In a zombie apocalypse, it’s the math profs who survive

Professor Colin Adams merged his passions of mathematics and fiction-writing in creating his recent book, Zombies and Calculus. Christian Ruhl/Photo editor.
Professor Colin Adams merged his passions of mathematics and fiction-writing in creating his recent book, Zombies and Calculus. Christian Ruhl/Photo editor.

“Classic pursuit problem,” said math professor Craig Williams to a group of students and fellow faculty at the math and psychology building in Thomas T. Read Professor of Mathematics Colin Adams’ new book, Zombies and Calculus. They were watching Dean Collins flee a zombie chasing him across the science quad as he headed for Sleason Hall.

“If the zombie had a brain left in its head, it would cut him off, aim for a point on the path that Collins has to take,” Williams said. “But notice the zombie’s tangent vector is pointed straight at the dean at all times, not in front of him.”

Applied mathematician Oscar Gunderson stepped in to elaborate for Angus, a student, and Marsha, the department’s administrative assistant. Together, Gunderson and Williams explained that as long as the pursued is at least as fast as the pursuer, they will never be caught. They used this to their advantage: While Williams crossed the quad to rescue a fellow professor trapped in his car, Angus rode a bicycle in a wide circle, drawing all the zombies into pursuit. Soon, the zombies all shambled in a smaller circle inside Angus’ own, constantly pointing directly at him.

The standard version of this situation, Adams told me, involves a pirate ship chasing a merchant ship, but Adams adapted it to be suitable as the starting point of his book. “This is just something that’s true, and I thought it would be fun to explain it with zombies,” he said.

The book begins with a zombie student lurching into Williams’ calculus class and biting another student, and then proceeds to show how calculus helped the class survive the outbreak. It’s both a classic zombie thriller, with daring escapes and skull-cracking violence, and a calculus book, with regular interruptions for Williams and his fellow professors to explain how the apocalypse can be described or responded to using calculus.

Some of the problems addressed are not new. “There are courses at some colleges like this,” Adams said. Sections on the disease control and the predator-prey population dynamics have been taught using zombies before. All the applied math is based on observable evidence, he noted.

“For the audience, I was thinking of a high school or college student who has seen some calculus,” Adams said. “You can’t learn calculus from the book.” The book is intended, however, for readers with a wide range of calculus experience. When calculations get into gritty details in the course of the narrative, Adams directs readers to the appendix, so that those who already know the math can skip what may seem to them like busywork, while less savvy readers can take the time to really nail down the math problem.

Combining math with narrative and humor is nothing new to Adams. “I play characters when I give talks,” he said. Adams writes a humor column for the math journal Math Intelligencer and he’s also published a collection of short math-related stories. “I love thinking about interesting ways to teach math,” he said. “I’ve always loved to write, before I even wanted to be a mathematician. I wanted to write humor and fiction.” The first story he ever had published was in the Williams Literary Review.

Having written short-form and nonfiction for years, Adams took the opportunity to write Zombies and Calculus, his first novel, when he went on leave two years ago. “I considered it a hobby at the time,” he said.

He chose zombies because he “gets a kick out of the situation,” and thought it would provide useful angles into math. He watches The Walking Dead and consumes other zombie media, but admits that when a story is nothing but zombie killing, it can get boring. “It’s when there are various story lines and relationships that it gets interesting.”

In his book, the characters, one of whom is a biologist, hypothesize that perhaps the disease of becoming a zombie is a version of rabies, which, on infection, causes one to become aggressive and crazed.

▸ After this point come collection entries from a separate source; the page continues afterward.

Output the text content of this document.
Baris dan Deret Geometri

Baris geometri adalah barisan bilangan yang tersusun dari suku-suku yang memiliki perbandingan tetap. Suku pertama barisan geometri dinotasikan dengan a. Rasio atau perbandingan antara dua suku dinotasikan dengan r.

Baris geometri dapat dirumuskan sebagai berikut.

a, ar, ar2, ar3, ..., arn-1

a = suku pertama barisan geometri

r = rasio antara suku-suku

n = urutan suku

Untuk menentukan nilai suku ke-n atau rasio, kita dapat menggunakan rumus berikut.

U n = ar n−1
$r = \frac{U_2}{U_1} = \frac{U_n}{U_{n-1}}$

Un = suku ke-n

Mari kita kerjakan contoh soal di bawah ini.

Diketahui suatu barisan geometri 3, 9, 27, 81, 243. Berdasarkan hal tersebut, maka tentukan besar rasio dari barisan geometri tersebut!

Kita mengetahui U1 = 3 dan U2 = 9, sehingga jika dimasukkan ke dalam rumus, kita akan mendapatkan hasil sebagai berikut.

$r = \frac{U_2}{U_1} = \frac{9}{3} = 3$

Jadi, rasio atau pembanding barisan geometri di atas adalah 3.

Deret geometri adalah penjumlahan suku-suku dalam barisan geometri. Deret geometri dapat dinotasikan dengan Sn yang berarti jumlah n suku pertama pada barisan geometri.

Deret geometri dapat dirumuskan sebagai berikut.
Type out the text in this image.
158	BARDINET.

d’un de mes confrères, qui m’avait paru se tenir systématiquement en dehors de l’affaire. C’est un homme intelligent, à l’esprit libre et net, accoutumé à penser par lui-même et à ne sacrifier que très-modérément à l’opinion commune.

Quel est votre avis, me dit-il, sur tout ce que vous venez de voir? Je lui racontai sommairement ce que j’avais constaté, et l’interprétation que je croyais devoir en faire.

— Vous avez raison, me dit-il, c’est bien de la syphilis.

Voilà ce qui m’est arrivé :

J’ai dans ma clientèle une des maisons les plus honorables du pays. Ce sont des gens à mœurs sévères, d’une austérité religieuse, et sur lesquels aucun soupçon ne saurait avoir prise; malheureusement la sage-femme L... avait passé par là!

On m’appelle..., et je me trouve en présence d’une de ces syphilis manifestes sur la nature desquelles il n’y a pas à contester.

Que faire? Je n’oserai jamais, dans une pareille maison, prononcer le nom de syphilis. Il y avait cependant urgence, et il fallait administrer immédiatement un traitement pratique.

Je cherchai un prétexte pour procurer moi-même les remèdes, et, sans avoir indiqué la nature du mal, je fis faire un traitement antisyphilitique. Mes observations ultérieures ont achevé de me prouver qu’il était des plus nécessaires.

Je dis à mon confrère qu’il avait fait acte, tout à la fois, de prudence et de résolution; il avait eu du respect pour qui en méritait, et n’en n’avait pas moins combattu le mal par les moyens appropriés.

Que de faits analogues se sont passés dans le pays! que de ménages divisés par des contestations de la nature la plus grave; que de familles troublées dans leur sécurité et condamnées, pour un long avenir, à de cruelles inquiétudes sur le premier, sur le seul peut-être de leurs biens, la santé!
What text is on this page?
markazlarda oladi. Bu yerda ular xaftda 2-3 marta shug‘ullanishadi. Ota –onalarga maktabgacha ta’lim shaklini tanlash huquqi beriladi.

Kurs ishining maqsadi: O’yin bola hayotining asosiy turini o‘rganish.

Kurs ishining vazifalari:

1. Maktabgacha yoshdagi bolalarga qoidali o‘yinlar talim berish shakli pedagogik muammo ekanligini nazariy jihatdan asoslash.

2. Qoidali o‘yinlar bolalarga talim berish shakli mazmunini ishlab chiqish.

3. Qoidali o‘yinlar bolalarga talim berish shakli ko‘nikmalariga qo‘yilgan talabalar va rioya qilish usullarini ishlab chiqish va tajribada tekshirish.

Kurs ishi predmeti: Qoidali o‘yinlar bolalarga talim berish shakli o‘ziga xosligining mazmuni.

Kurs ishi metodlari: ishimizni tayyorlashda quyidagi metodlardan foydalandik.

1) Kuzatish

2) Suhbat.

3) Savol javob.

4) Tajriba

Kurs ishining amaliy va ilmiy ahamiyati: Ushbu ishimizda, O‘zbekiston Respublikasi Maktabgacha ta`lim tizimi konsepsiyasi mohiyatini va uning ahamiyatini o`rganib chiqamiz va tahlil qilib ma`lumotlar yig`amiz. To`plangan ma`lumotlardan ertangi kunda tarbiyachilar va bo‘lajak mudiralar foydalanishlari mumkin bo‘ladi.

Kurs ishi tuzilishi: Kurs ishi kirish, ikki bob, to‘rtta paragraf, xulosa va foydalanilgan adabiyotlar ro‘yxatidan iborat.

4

While it’s been eradicated in America, 50,000 people per year fall ill with rabies in India, Adams pointed out. He had to learn or relearn a reasonable amount of biology to write the book.

The other reason zombie stories are as resilient as the zombies themselves is that, as Adams said, “it’s fun to think about how you would survive under those circumstances.”

Once he completed the novel, Adams had friends in the College’s mathematics department edit it before sending it to the Princeton University Press.

Adams believes it is likely he will keep the character Craig Williams in his repertoire. He will give a talk in character during Family Days, and he was joined by fellow math faculty and several students for a NOVA video, in which they played human and zombie characters.

Adams says that any resemblance to real people is purely coincidental. The story takes place at Roberts College, in the Berkshire town of Westbridge, Mass., and the zombified bursar and provost are found in Hopson, not Hopkins, Hall. Even so, we can take comfort that were zombies to descend upon Williamstown, Adams has already figured out the math: It’s probably possible to knock out a zombie with a paperweight in a stocking.